こうして外を歩くことが少なかったんだろう。
それに、この前みたいに万が一がある。
自分の秘密がバレないよう、極力目立たず生きてきたんだな……。
「今日はいいんですか?」
「うんっ。コハクくんと一緒だし!」
そんな全面的に信頼されても。
いや、信頼してくれるのは嬉しいです。アサシンギルドのギルドマスターと人脈が築けてるってことだし。

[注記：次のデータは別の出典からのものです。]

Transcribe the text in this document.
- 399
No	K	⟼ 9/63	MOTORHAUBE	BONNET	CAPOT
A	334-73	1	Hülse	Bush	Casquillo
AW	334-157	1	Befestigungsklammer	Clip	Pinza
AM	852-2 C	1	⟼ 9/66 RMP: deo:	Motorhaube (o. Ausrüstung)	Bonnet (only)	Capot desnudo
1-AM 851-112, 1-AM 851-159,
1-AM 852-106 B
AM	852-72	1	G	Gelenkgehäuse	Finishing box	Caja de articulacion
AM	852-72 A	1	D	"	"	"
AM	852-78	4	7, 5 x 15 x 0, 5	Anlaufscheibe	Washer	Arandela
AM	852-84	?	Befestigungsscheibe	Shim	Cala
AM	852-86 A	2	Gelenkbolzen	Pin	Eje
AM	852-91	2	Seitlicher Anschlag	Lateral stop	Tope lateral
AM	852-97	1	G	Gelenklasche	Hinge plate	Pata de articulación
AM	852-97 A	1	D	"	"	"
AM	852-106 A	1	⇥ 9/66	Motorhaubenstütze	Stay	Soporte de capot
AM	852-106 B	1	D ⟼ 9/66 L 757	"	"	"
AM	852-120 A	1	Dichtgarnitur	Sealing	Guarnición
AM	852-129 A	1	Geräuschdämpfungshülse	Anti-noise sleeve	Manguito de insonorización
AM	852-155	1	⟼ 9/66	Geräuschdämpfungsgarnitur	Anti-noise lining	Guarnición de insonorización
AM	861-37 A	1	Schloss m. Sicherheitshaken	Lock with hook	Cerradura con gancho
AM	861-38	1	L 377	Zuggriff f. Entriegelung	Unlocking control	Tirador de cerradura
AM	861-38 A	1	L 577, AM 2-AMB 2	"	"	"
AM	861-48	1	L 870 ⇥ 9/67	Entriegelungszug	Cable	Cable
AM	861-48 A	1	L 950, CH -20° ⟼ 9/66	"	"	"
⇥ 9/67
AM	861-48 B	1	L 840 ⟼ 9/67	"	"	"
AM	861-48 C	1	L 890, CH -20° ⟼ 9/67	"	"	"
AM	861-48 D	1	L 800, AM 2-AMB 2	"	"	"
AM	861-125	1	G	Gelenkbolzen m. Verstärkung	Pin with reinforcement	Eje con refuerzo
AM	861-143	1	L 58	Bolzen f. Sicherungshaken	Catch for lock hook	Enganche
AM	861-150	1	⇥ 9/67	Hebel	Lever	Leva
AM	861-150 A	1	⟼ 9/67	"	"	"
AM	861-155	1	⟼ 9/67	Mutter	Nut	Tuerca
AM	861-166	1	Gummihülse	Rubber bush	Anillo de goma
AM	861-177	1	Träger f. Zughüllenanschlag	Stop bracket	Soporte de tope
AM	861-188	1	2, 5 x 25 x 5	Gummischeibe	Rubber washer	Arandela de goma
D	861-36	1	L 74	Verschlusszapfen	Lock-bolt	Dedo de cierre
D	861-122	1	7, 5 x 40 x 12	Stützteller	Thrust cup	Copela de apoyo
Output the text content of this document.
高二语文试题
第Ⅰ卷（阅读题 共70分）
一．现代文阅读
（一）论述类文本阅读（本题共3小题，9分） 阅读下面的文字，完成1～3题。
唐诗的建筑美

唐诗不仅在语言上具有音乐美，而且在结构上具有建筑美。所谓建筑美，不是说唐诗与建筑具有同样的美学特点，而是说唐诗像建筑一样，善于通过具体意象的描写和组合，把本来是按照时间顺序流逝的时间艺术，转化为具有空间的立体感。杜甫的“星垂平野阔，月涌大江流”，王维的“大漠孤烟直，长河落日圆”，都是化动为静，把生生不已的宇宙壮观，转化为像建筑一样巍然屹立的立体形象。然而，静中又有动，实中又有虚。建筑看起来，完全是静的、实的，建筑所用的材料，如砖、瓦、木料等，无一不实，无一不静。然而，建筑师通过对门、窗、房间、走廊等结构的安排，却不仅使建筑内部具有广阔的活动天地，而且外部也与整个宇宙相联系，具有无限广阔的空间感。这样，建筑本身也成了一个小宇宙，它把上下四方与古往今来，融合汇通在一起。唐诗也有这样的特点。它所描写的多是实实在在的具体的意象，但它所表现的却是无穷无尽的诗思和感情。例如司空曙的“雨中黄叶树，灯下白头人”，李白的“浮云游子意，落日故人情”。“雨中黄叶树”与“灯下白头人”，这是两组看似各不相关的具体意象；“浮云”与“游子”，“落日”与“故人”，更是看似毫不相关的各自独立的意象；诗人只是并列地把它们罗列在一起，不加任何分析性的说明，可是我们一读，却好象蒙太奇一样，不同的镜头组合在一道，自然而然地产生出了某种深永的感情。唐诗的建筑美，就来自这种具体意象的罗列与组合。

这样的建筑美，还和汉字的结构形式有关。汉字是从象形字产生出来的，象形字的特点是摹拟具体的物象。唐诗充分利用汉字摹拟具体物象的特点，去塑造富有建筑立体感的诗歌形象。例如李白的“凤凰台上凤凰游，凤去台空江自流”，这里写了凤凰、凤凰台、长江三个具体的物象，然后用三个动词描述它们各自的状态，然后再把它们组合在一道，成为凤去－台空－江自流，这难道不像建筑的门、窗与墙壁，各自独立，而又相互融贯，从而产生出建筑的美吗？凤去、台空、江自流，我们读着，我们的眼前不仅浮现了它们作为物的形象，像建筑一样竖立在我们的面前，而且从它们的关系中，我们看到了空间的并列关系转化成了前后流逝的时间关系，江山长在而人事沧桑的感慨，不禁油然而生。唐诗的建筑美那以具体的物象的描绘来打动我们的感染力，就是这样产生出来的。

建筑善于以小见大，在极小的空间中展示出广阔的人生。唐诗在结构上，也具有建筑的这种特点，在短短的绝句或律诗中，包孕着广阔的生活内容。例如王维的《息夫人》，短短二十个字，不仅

でも、こんな嬉しそうな顔を見ると、スフィアの言葉が頭を過ぎる。
『あの嬉しそうな顔。絶対裏があるに決まってます』
裏……裏ねぇ。
「コハクくん、あれっ。あれ食べたいっ」
……あるか、裏? なんか凄く純粋そうなんだけど。
「? コハクくん、ウチの顔に何か付いてる?」
「……いや、楽しそうだと思いまして」
「うん! 楽しい!」
にぱーっ。眩しい笑顔ッ。
『コハク、この子実は単純なんじゃ?』
言うな、クレア。俺も同じようなこと思ってるんだから。
サーシャさんに引っ張られ、牛串を2本購入。
かなりのボリュームだ。串に重さを感じる。
「あむっ。んーっ! うま!」
「確かに。凄く柔らかいですね」
『コハクっ、私も、私もっ』
あー、はいはい。
クレアに差し出すと嬉しそうに頬張った。
クレアからしたら、超巨大な肉の塊だろう。それでもこの柔らかさで、なんなく食べることができている。
『んまーい! やるわねあの肉屋!』
クレアもご満悦だ。当然俺も。
その様子を見ていたサーシャさんが、首を傾げた。
「ん? 幻獣種、いるの?」
「ええ。今日も俺の護衛で」
「女の子?」
「まあ」
「ふーーーーん……」
じーーーーーーーーーーー。
見えないだろうけど、的確にクレアを睨みつけるサーシャさん。
『む。何よ、やろうっての』
と、ファイティングポーズを取るクレア。
え、何。このちょっと険悪な雰囲気。
「……肉の大きさと歯型からして、体長は20から25センチくらい。次の歯型が付く間隔からして、性格は大雑把。でもコハクくんの護衛をしてるから、心配性かつ優しい子。ってところかな」
まさかクレアの人物像を言い当てられるとは思わず、俺もクレアも黙ってしまった。
驚いた。的確だ。
俺が唖然としたのを見て、サーシャさんは「えいっ」と頬をつついてきた。
「ダーメだよ、コハクくん。言い当てられたくらいで反応しちゃ。ポーカーフェイス、ポーカーフェイス」
「は、はぁ……」
「別に何をしようって訳じゃないよ。分析は癖みたいなものなんだ」
頬をつつく手をとめず、少し寂しそうな顔をした。
生まれながらの暗殺者で、楽しむということがなかったサーシャさん。
──寂しい人だ。
「ッ……」
「? コハクくん、どうしたの? あ、強くつつきすぎた? ご、ごめんねっ?」
「あ、いや。大丈夫です、本当に」
「本当ー? 疲れたらちゃんと言うんだよ。あむっ、んまーいっ」
俺は、馬鹿か。
サーシャさんが寂しい人?
ふざけんな、コハク。なんの権利があってこの人を哀れんでる。何様だお前は。
『コハク、よしよし』
クレアには俺の考えていたことが伝わったのか、優しく頭を撫でてきた。
ありがとう、クレア……。
「……俺、今日は頑張ります」
「え?」
「全力であなたを楽しませます」
「え、え?」
「任せてください、サーシャさん。全身全霊、あなたを女の子にします!」
「あわわわわわわっ……!?」
サーシャさんは、顔どころか鎖骨やデコルテまで真っ赤になった。
『ま、しょうがないわね。今回はコハクを貸してあげるわっ』
クレアもやれやれと首を振った。
よし。やるぞ、やるぞ俺はっ!
まだ【評価】と【ブクマ】が済んでいないという方がいましたら、どうかお願いします!
下部の星マークで評価出来ますので!
☆☆☆☆☆→★★★★★
こうして頂くと泣いて喜びます!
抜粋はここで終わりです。